With free agency at a virtual stand-still, trade talks will soon increase between teams that did not make a splash in the free agency pool this off-season. Perhaps the most circulated rumor around the NHL is the trade talks between the Ducks and Flyers. These talks center around forward Bobby Ryan. Anaheim is interested in Sean Couturier or Brayden Schenn in some sort of package for Bobby Ryan. Paul Holmgren has made it clear these players are off limits. Now, look deep down inside and ask yourself if Couturier and Schenn will even develop into the stars we hope they will be. Look what happened with van Riemsdyk...
So the question still looms: What is in store for the Philadelphia Flyers?
Will the Flyers put up big money for Shane Doan?
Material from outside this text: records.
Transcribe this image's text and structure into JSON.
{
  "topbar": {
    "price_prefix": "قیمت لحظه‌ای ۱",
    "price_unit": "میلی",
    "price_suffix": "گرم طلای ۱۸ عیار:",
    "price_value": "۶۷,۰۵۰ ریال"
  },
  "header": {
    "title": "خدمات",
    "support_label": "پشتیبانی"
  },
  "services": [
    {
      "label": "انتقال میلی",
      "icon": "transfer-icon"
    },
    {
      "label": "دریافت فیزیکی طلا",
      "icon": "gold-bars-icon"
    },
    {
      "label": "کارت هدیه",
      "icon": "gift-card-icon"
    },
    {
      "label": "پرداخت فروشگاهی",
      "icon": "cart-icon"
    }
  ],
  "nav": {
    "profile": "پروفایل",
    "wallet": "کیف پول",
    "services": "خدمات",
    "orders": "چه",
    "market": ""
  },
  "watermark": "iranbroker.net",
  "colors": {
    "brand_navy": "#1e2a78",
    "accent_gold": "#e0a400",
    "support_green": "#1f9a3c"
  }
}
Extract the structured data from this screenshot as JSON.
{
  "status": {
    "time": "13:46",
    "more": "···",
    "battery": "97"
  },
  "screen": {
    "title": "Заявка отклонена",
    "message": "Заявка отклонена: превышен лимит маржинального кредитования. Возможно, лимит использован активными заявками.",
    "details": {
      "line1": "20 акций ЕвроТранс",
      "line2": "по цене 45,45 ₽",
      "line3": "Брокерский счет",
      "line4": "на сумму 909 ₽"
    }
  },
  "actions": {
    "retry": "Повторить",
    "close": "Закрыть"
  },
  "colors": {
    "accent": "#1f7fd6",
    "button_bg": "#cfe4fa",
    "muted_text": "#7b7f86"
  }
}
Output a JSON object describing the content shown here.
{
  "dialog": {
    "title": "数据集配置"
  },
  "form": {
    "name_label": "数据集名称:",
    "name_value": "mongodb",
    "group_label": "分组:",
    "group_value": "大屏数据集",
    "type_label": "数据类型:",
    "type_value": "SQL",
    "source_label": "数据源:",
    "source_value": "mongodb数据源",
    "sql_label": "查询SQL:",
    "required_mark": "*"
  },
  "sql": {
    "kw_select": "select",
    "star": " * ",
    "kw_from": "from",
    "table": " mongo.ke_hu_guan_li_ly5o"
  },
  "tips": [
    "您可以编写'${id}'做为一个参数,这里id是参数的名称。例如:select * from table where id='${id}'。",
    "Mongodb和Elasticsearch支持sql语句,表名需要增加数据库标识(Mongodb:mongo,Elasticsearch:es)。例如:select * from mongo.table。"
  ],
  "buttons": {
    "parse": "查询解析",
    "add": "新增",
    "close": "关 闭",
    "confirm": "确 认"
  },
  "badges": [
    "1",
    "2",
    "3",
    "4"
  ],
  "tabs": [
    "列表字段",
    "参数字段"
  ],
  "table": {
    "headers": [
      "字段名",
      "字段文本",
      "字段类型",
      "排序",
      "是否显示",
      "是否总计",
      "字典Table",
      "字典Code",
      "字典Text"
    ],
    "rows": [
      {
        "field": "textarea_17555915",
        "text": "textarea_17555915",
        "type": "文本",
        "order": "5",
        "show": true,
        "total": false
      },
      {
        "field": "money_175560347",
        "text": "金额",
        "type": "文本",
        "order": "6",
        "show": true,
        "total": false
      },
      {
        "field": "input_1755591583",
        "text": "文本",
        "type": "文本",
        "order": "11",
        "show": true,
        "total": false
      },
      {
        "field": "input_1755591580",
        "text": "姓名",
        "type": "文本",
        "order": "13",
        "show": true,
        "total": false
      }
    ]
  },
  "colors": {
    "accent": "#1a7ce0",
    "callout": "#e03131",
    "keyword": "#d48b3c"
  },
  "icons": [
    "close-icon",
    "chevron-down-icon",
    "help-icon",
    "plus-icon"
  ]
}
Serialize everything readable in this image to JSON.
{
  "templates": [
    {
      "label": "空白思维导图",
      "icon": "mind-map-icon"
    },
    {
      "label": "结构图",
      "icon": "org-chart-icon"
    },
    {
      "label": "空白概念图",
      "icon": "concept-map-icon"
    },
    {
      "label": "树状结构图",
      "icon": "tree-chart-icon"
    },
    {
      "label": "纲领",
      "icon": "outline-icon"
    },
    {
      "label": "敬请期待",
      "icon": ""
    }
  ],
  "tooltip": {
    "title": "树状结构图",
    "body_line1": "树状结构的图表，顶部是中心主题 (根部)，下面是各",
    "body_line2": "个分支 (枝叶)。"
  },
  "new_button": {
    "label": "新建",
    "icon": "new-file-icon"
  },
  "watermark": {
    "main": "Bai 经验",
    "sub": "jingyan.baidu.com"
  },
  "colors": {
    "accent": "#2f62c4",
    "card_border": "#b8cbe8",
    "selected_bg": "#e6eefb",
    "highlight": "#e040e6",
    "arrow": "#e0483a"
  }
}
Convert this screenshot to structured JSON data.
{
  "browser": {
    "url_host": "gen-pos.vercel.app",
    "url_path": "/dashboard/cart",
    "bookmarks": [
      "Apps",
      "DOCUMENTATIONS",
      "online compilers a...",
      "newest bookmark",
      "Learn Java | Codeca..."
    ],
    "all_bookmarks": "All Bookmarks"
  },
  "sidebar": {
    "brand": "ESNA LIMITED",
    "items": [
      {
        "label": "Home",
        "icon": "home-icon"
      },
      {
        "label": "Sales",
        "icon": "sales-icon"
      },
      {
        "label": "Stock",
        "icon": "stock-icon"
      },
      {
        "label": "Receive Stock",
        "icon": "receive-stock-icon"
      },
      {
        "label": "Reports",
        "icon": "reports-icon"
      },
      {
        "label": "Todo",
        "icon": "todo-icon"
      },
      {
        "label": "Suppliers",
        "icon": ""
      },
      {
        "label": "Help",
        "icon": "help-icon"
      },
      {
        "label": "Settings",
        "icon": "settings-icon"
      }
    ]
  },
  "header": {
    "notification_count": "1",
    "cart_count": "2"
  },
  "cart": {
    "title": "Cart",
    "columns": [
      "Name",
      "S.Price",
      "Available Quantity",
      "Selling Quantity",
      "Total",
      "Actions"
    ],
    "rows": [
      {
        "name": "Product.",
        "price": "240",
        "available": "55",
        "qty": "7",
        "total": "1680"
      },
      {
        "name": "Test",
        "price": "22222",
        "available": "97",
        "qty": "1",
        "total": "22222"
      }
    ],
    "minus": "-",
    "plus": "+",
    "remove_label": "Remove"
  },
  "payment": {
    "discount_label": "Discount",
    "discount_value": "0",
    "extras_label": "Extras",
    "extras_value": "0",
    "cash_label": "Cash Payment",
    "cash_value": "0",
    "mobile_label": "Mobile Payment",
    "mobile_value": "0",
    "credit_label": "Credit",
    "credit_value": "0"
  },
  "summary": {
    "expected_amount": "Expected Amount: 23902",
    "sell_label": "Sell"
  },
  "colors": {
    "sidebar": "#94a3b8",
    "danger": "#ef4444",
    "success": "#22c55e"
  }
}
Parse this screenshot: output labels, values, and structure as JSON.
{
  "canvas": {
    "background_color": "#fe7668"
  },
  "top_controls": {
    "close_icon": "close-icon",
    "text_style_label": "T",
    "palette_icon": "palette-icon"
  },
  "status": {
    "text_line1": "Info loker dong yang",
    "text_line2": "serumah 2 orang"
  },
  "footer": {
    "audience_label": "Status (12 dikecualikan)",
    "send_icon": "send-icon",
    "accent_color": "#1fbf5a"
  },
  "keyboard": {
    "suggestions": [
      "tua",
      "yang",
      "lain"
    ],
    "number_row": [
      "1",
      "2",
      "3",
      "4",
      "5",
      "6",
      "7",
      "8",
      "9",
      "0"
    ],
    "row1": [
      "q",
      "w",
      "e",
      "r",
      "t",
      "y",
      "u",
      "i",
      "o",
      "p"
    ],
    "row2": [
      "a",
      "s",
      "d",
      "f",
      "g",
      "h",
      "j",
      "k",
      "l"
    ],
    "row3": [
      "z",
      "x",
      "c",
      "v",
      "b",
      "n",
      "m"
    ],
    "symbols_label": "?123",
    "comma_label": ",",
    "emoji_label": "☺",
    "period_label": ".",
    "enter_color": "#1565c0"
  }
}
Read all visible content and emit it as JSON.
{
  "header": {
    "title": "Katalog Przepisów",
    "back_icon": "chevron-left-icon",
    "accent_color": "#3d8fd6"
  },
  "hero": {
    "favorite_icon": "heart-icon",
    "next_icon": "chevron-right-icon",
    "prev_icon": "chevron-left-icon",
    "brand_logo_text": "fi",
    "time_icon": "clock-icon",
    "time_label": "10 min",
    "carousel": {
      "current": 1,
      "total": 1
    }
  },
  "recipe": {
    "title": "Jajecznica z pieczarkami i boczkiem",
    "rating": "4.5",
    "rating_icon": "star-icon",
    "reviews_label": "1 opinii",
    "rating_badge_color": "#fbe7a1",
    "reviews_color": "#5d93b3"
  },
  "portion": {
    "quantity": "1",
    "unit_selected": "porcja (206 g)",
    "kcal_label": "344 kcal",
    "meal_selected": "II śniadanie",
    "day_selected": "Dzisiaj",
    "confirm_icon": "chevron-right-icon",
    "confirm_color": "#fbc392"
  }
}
Are Couturier and Schenn really too valuable to give up for Bobby Ryan? Do the Flyers forget about a forward and go for more depth on defense? Do they go after Keith Yandle or Dan Boyle? Who knows? The Philadelphia Flyers probably do not even know.
One thing is for sure, Peter Laviolette will be staying behind the Flyers bench for at least the next two years as he just signed an extension. Holmgren acquires players and it is Laviolette's job to coach them. He is one of, if not the best, coach in the league and he will continue to coach the Flyers to victory, maybe even a cup.